Par ailleurs au temps de la Seconde Pornocratie, les querelles sur Vatican II, pour qui garde la foi, paraissent comme d'infimes poussières - des brindilles au plus - par rapport à un ouragan de force 10 ravageant tout sur son passage, projetant arbres, pylones, véhicules, toits...

( 865286 )
Votre approche est judicieuse par Rothomagus (2019-04-11 22:40:46)
[en réponse à 865139]
Mais il est certain que "l'esprit du Concile" pose plus de problèmes que le Concile lui-même. Je tend à penser que le Concile n'a jamais été vraiment mis en application (si on peut formuler cela ainsi), mais que c'est "l'esprit du Concile" qui l'a été.
Et si une génération a pointé du doigt le Concile comme cause de tous les maux, c'est qu'il se passait simultanément un délitement dans le clergé qui est venu à la fois de certains prêtres mais surtout de l'attitude "conciliante" des évêques qui ont systématiquement tout laissé passer et laissé faire.
Depuis lors, l'importance prise par les conférences épiscopales n'arrange rien. Lors de leurs "grand messes" annuelles, il est assez facile d'imaginer le poids du groupe qui pèse sur chaque évêque mis ainsi de manière insidieuse sous surveillance. Et les gardiens de l'esprit du concile qui en sont membres distinguent alors facilement le bon grain de l'ivraie, bonne ivraie selon eux digne de prendre du galon.
En revanche je ne suis pas certain qu'il faille prêter au pape François des calculs qui ne sont pas les siens. J'ai été très surpris une fois en Amérique du Sud de constater qu'il y avait une sorte de différence d'approche culturelle de l'Eglise. Là-bas le politique est très fort, ceci étant renforcé par les expériences malheureuses que connurent certains pays au régime peu tendre.
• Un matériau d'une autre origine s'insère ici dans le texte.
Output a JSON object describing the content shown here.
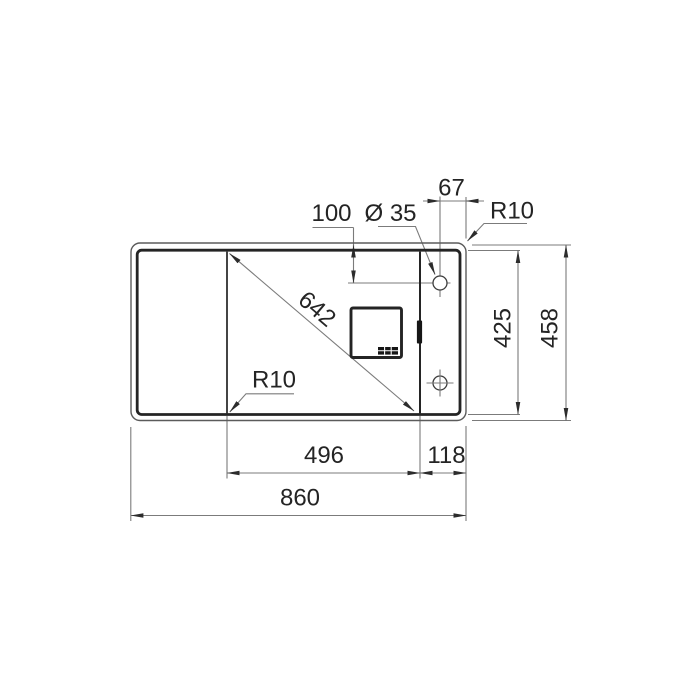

Il y a dans les gènes du clergé là-bas une sorte de débrouillardise, d'habitude de serpenter entre les factions pour que le catholicisme traverse les épreuves.
J'ai bien l'impression que le pape François n'a pas changé et se contente de poursuivre le mode de fonctionnement qu'il a toujours eu : gérer les tempêtes, les problèmes, les intérêts divergents, les oppositions - sans jamais trancher, mais en ménageant, en "manageant" les personnes. Le fond n'a aucune importance, seule la forme compte alors : sinon comment expliquer les coups de goupillons donnés un jour en faveur de la FSSPX, un jour aux homosexuels, un jour aux divorcés ? Dans ce cadre, l'objectif n'est plus la Vérité, il est le maintien de la cohésion d'un groupe de personnes qui ont des options de vie différentes et choisissent des voies opposées.
A mon sens ce n'est pas la bonne méthode, car l'Eglise n'est ni une entreprise, ni un Etat-nation.
Je pense que le Pape est tout simplement ignorant d'un pan de la culture de l'Eglise universelle, ce qui fait qu'il a un problème de méthode et de fonctionnement. A Rome, il n'a pas besoin de sauver sa peau, il n'a pas besoin de préserver tous les courants, il a juste à assurer la continuité et la tradition du ministère pétrinien.